My wife and I have been married for 3 years and together for 7. Last year, my wife had a miscarriage and it was a really hard time for her. She struggled a lot with it, and I was there for her and supported her through it.
Last week, my wife asked me if she could take her co worker out to a French restaurant for dinner since he was French too. I was really uncomfortable with it, and I asked my wife why couldn’t she take him out for breakfast, because a dinner just felt intimate.
My wife however really wanted to do it and promised there was nothing intimate in it, and it was just getting to know him. My wife and I also share our locations with each other. After thinking about it for a bit, I told her sure, because she had been through a lot the past year, and if this would help her mentally, then good for her.
My wife was really grateful and thanked me a lot, but I was still really uncomfortable and sad about it. I wasn’t myself around my wife and my wife noticed it, and she apologized a lot if me being down was about her going out with the co worker. I however told her I just needed some space and time to work things through.
Last Saturday, I took my sister and my nephew out to a movie. I told my wife I didn’t want her to come because I needed some space from her. My wife seemed really hurt but I just wanted to be away from her for a few hours.
After the movie, I also took my sister and nephew out to an Italian restaurant and I texted my wife about it. My wife and I usually go out on weekends, but that day, I just told her to do her own thing.
And to be honest, the movie and the dinner really helped, and I think I am over it now. When I came back home I was really happy, but my wife still seemed sad. I apologized and told her I just needed some time away from her, but that seems to have done the trick because I was feeling mentally refreshed.
It’s been a couple of days, and my wife and I are mostly back to normal, but my wife still seems somewhat sad. Was I the AH?
I don’t mean this in a disrespectful way because I’m pretty ignorant to alot of social norms. But is taking your co worker out to dinner normal? Was it just the two of them or did more co workers come too?
The two countries I've lived in though, it would be considered highly inappropriate and unprofessional.

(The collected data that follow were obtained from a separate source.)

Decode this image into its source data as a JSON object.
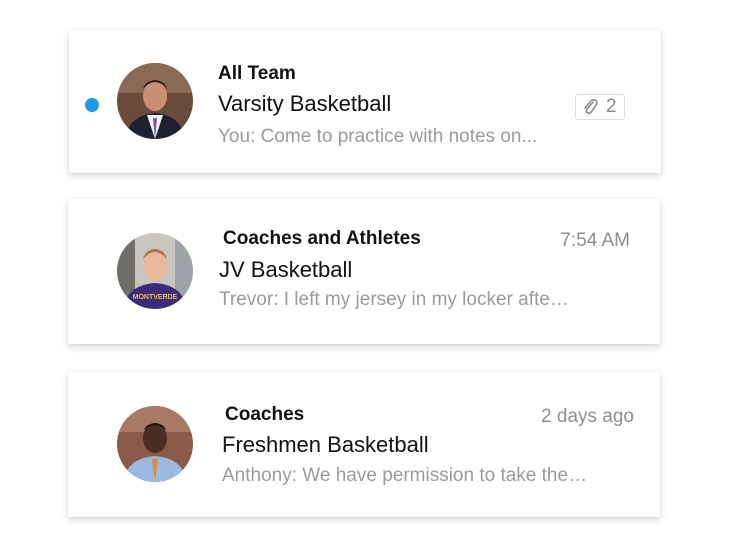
{
  "threads": [
    {
      "group": "All Team",
      "subject": "Varsity Basketball",
      "preview": "You: Come to practice with notes on...",
      "unread": true,
      "attachment_count": "2",
      "avatar_icon": "avatar-man-suit"
    },
    {
      "group": "Coaches and Athletes",
      "subject": "JV Basketball",
      "preview": "Trevor: I left my jersey in my locker afte…",
      "time": "7:54 AM",
      "avatar_icon": "avatar-young-man-purple-shirt"
    },
    {
      "group": "Coaches",
      "subject": "Freshmen Basketball",
      "preview": "Anthony: We have permission to take the…",
      "time": "2 days ago",
      "avatar_icon": "avatar-man-blue-shirt"
    }
  ],
  "colors": {
    "unread_dot": "#1d9ae2",
    "preview_text": "#9a9a9a",
    "time_text": "#8e8e8e"
  }
}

It might be a cultural thing, because italy/austria we do friend dinners and is a genuine thing. (Even with co workers). Turkey/USA people gave me some really weird looks for it. My current gf (Korean heritage) would probably have a severe issue with it 😅
I'm italian born in Italy and lived here for almost 35 years but taking your coworker out for dinner IS NOT a genuine thing, at all lol. Its wayy to intimate. Maybe an aperitivo, or a breakfast. But definitely not dinner.
Plot twist - coworker lives above a French restaurant.
It really depends on the circumstances. I do a fair amount of traveling for my job and in those situations, definitely will grab dinner or drinks with my coworkers. The fact that this is one-on-one, pre-planned, and a high end restaurant combined all make it a bit more sus.
Totally normal. Depends on the people. If I want Indian I can’t go with my husband he won’t eat it. But I have other friends some from work who will. And what about when your s.o. Is out of town and you don’t want to cook. Asking a coworker is normal. Taking out a new coworker, normal. Asking people over for dinner also normal.
It is normal in the UK. Someone here said French restaurants are “intimate”. So ONLY French restaurants are intimate? As a French person, I’m laughing.
Ikr by British standards it’s no more intimate than him taking his sister and nephew for dinner and a movie. And I’d expect in France too.
Why couldn't the husband go along if it was just a couple friends or co workers having dinner?
Ugh. I have a friend who tries to bring her partner everywhere and sometimes it's just not appropriate. If work friends get together, the talk will be about work. Nobody needs the awkwardness of an unwanted extra. If he's trusts his wife then let her go. Couples don't need to be inseparable.
She takes a dude on a date and then wonders why you are acting distant from her, she needs to understand what she has done.
A date where she asked her husband first and left her location on the whole time?? Y’all are nuts.
I'm a pretty understanding spouse when it comes to business norms. Your wife inviting a male colleague to a romantic intimate restaurant just the two of them for dinner is not normal.